I have a feature table Pyspark DF that gets created every day through a pipeline. Now the ask is to create time based features for each feature where each t-1 till t-30 (t=time) features captures the previous day value.
For E.g
Input Table for June 1
| COL A | Count_n |
|---|---|
| 'A' | 10 |
| 'B' | 12 |
So consider start date as June-1
My feature table with time based feature would look like:
| COL A | Count_n | count_n_t-1 | count_n_t-2 | count_n_t-n | count_n_t-30 |
|---|---|---|---|---|---|
| 'A' | 10 | 0 | 0 | 0 | 0 |
| 'B' | 12 | 0 | 0 | 0 | 0 |
Since this is the start date I have initialised all features with 0.
Next day Input Data - June 2
| COL A | Count_n |
|---|---|
| 'A' | 17 |
| 'B' | 15 |
Now the feature table with time based feature would look like on June 2:
| COL A | Count_n | count_n_t-1 | count_n_t-2 | count_n_t-n | count_n_t-30 |
|---|---|---|---|---|---|
| 'A' | 17 | 10 | 0 | 0 | 0 |
| 'B' | 15 | 12 | 0 | 0 | 0 |
Similarly for June 3
Input Data
| COL A | Count_n |
|---|---|
| 'A' | 21 |
| 'B' | 35 |
Feature table:
| COL A | Count_n | count_n_t-1 | count_n_t-2 | count_n_t-n | count_n_t-30 |
|---|---|---|---|---|---|
| 'A' | 21 | 17 | 10 | 0 | 0 |
| 'B' | 35 | 15 | 12 | 0 | 0 |
If we observe that we are shifting the features according to its respective group (COL A) based on the previous day values. Similarly there will similar t-n features for different fields. But the t-1 till t-30 are the constant set of features we are creating.
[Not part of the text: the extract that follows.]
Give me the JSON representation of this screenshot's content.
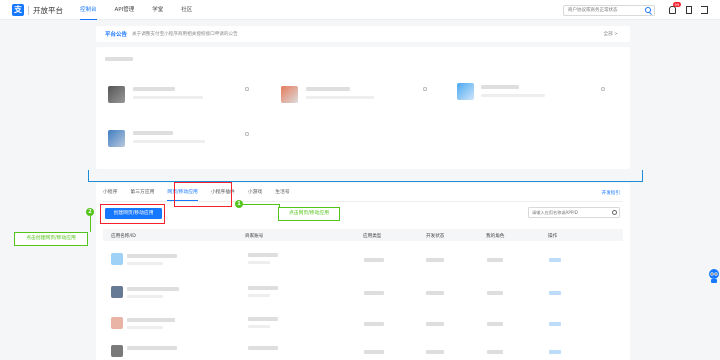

Can someone suggest me an approach, how to go about it in the most efficient manner using pyspark.
NOTE: Please do let me know if the explanation of the problem is unclear. I will try to clarify it once again.
thanks
I have not yet started working this approach but my initial idea was first join the current date table with previous day table on COL A to get t-1 till t-n features and then to use groupby over COL A and apply Pandas_udf function df.groupby('A).apply(custom_udf_function).
Inside this UDF I am having bit difficulty to write a correct approach.